Good post, Michelle! This past weekend, I was in Atlanta with my husband, celebrating our 20th wedding anniversary. We met my mother there and I was able to attend a knitting convention as well as sample the things Atlanta had to offer. I was going to put the photos on FB and gush about it but, like you, I felt it would be frivolous. I am thankful to have 23 years with my husband and look forward to more.
You know what really bothers me? The horrific event, or course, but also what happens afterward. People want to assign blame instead of being patient and letting law enforcement do their jobs (which they will do with expert efficiency). They want to speculate and be “armchair” cops. For a day or two, people will come together but then, it will be business as usual. I’m sorry to be cynical but I saw this during 9/11; I was in DC when the Pentagon was hit. I lived in an actual city with a disaster of unimaginable proportions, wondering if friends were dead or alive. As difficult as that was for me (being locked down, no communications with anyone, standing at the Anacostia River, looking down at the Pentagon as it burned), I can’t begin to imagine how difficult it was for those who lost a family member. In the next few weeks, the way people acted after hugging each other and crying in the days before was terrible. Anyone with light to medium brown skin and dark hair was subject to epithets and accusations, not to mention some harassment or even arrest after being falsely accused. I encountered some WM selling wood in my neighborhood (which was very diverse, filled with diplomatic personnel) verbally attacking a Muslim woman and her child. I was in uniform then and stood in front of her, confronting their racism. It was getting ugly when my husband drove up, also in uniform, stood with me while I called the police. Those were nasty days.
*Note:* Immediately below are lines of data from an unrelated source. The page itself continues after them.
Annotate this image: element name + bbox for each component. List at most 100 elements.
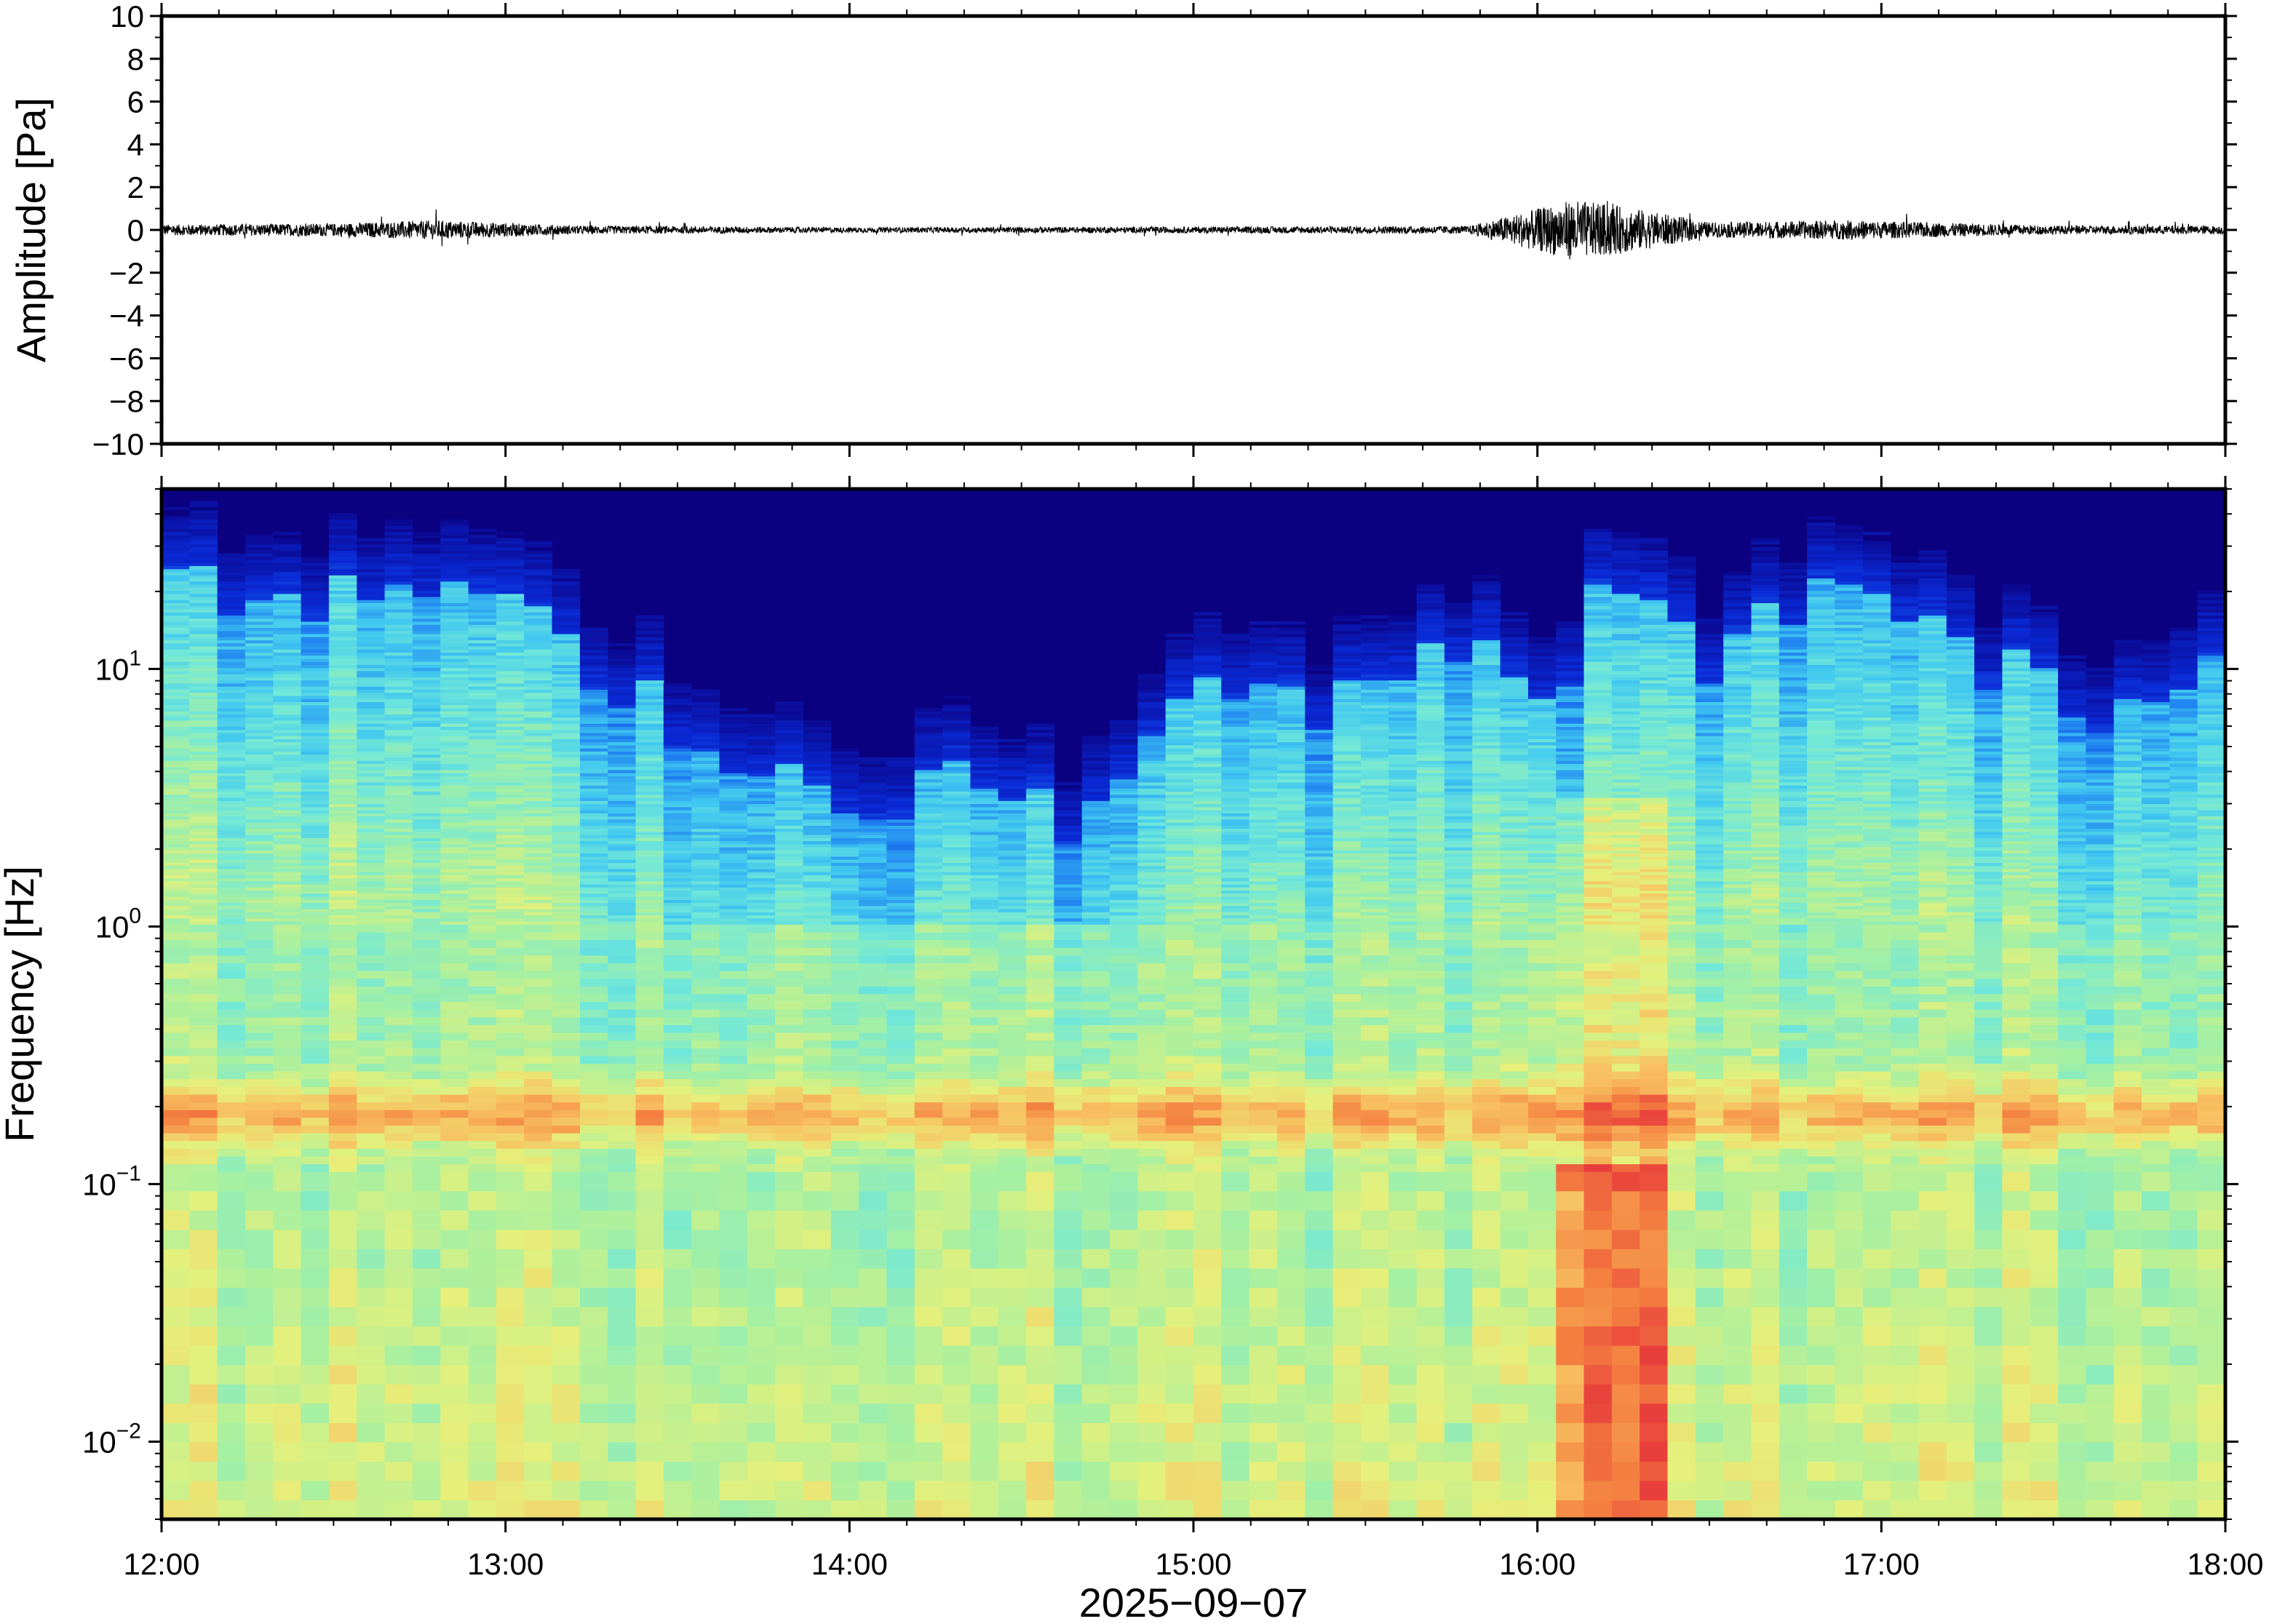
spectrogram-cell: [830, 915, 859, 919]
spectrogram-cell: [162, 850, 190, 854]
spectrogram-cell: [663, 835, 692, 838]
spectrogram-cell: [357, 575, 386, 578]
spectrogram-cell: [914, 825, 943, 829]
spectrogram-cell: [328, 538, 357, 542]
spectrogram-cell: [357, 785, 386, 789]
spectrogram-cell: [189, 1140, 218, 1149]
spectrogram-cell: [719, 924, 748, 933]
spectrogram-cell: [245, 986, 274, 995]
spectrogram-cell: [1081, 902, 1110, 907]
spectrogram-cell: [273, 624, 302, 628]
spectrogram-cell: [357, 1210, 386, 1230]
spectrogram-cell: [357, 658, 386, 662]
spectrogram-cell: [635, 1364, 664, 1385]
spectrogram-cell: [608, 868, 637, 872]
spectrogram-cell: [440, 1125, 469, 1134]
spectrogram-cell: [1054, 1267, 1083, 1288]
spectrogram-cell: [775, 1117, 803, 1126]
spectrogram-cell: [747, 1048, 776, 1056]
spectrogram-cell: [496, 556, 525, 560]
spectrogram-cell: [663, 893, 692, 897]
spectrogram-cell: [1026, 1480, 1054, 1500]
spectrogram-cell: [830, 1171, 859, 1192]
spectrogram-cell: [914, 877, 943, 882]
spectrogram-cell: [552, 868, 581, 872]
spectrogram-cell: [328, 921, 357, 925]
spectrogram-cell: [1026, 797, 1054, 801]
spectrogram-cell: [1026, 902, 1054, 907]
spectrogram-cell: [608, 884, 637, 888]
spectrogram-cell: [552, 723, 581, 727]
spectrogram-cell: [747, 1422, 776, 1443]
spectrogram-cell: [886, 884, 915, 888]
spectrogram-cell: [552, 843, 581, 848]
spectrogram-cell: [468, 714, 497, 718]
spectrogram-cell: [524, 560, 553, 563]
spectrogram-cell: [970, 1063, 999, 1072]
spectrogram-cell: [468, 859, 497, 863]
spectrogram-cell: [301, 905, 330, 909]
spectrogram-cell: [552, 612, 581, 616]
spectrogram-cell: [524, 840, 553, 845]
spectrogram-cell: [524, 880, 553, 885]
spectrogram-cell: [635, 880, 664, 885]
spectrogram-cell: [440, 652, 469, 656]
spectrogram-cell: [747, 828, 776, 832]
spectrogram-cell: [384, 880, 413, 885]
spectrogram-cell: [412, 880, 441, 885]
spectrogram-cell: [273, 763, 302, 768]
spectrogram-cell: [608, 902, 637, 907]
spectrogram-cell: [273, 723, 302, 727]
spectrogram-cell: [496, 1032, 525, 1041]
spectrogram-cell: [384, 649, 413, 653]
spectrogram-cell: [803, 1422, 832, 1443]
spectrogram-cell: [357, 1403, 386, 1423]
spectrogram-cell: [579, 655, 608, 659]
spectrogram-cell: [245, 1364, 274, 1385]
spectrogram-cell: [328, 837, 357, 842]
spectrogram-cell: [524, 726, 553, 731]
spectrogram-cell: [998, 1326, 1027, 1346]
spectrogram-cell: [384, 584, 413, 588]
spectrogram-cell: [942, 1110, 971, 1118]
spectrogram-cell: [301, 856, 330, 860]
spectrogram-cell: [412, 931, 441, 941]
spectrogram-cell: [1081, 1229, 1110, 1249]
spectrogram-cell: [328, 1086, 357, 1095]
spectrogram-cell: [162, 670, 190, 674]
spectrogram-cell: [552, 1229, 581, 1249]
spectrogram-cell: [384, 1384, 413, 1404]
spectrogram-cell: [273, 1190, 302, 1211]
spectrogram-cell: [245, 572, 274, 576]
spectrogram-cell: [189, 1048, 218, 1056]
spectrogram-cell: [608, 939, 637, 948]
spectrogram-cell: [775, 1163, 803, 1172]
spectrogram-cell: [608, 732, 637, 736]
spectrogram-cell: [412, 859, 441, 863]
spectrogram-cell: [162, 856, 190, 860]
spectrogram-cell: [552, 649, 581, 653]
spectrogram-cell: [552, 1155, 581, 1165]
spectrogram-cell: [245, 822, 274, 826]
spectrogram-cell: [384, 686, 413, 690]
spectrogram-cell: [189, 741, 218, 746]
spectrogram-cell: [1081, 1094, 1110, 1103]
spectrogram-cell: [942, 850, 971, 854]
spectrogram-cell: [970, 843, 999, 848]
spectrogram-cell: [384, 732, 413, 736]
spectrogram-cell: [775, 736, 803, 739]
spectrogram-cell: [301, 1287, 330, 1307]
spectrogram-cell: [328, 924, 357, 933]
spectrogram-cell: [468, 856, 497, 860]
spectrogram-cell: [859, 853, 887, 857]
spectrogram-cell: [162, 649, 190, 653]
spectrogram-cell: [440, 1384, 469, 1404]
spectrogram-cell: [663, 890, 692, 894]
spectrogram-cell: [496, 865, 525, 869]
spectrogram-cell: [830, 1461, 859, 1481]
spectrogram-cell: [273, 642, 302, 647]
spectrogram-cell: [524, 890, 553, 894]
spectrogram-cell: [217, 1190, 246, 1211]
spectrogram-cell: [217, 877, 246, 882]
spectrogram-cell: [1026, 741, 1054, 746]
I wish, when something like this kind of tragedy happens, that people would re-examine their lives and I mean everyone from world leaders on down the line. Unfortunately, that will not happen. We’ll cry as a nation, get condolences from around the world and when the wall-to-wall coverage in the news dies down, we’ll move on until the perps are caught. The blame game will continue, people will get mean again, the country will still be divided and so it goes.
What more can one say on something like this, Michelle? It’s sad, yes, I agree. But I’m already hearing rumblings that some folks are trying to blame the President for this. At times like that, I sometimes despair of humanity. Yet we all must keep going on. Get the lesson from this, whatever that might be for each of us, individually and collectively. If we don’t get the lesson, then this kind of thing will keep happening, and keep getting worse, until we do get it. That’s the way of things, and it’s proven out by observation.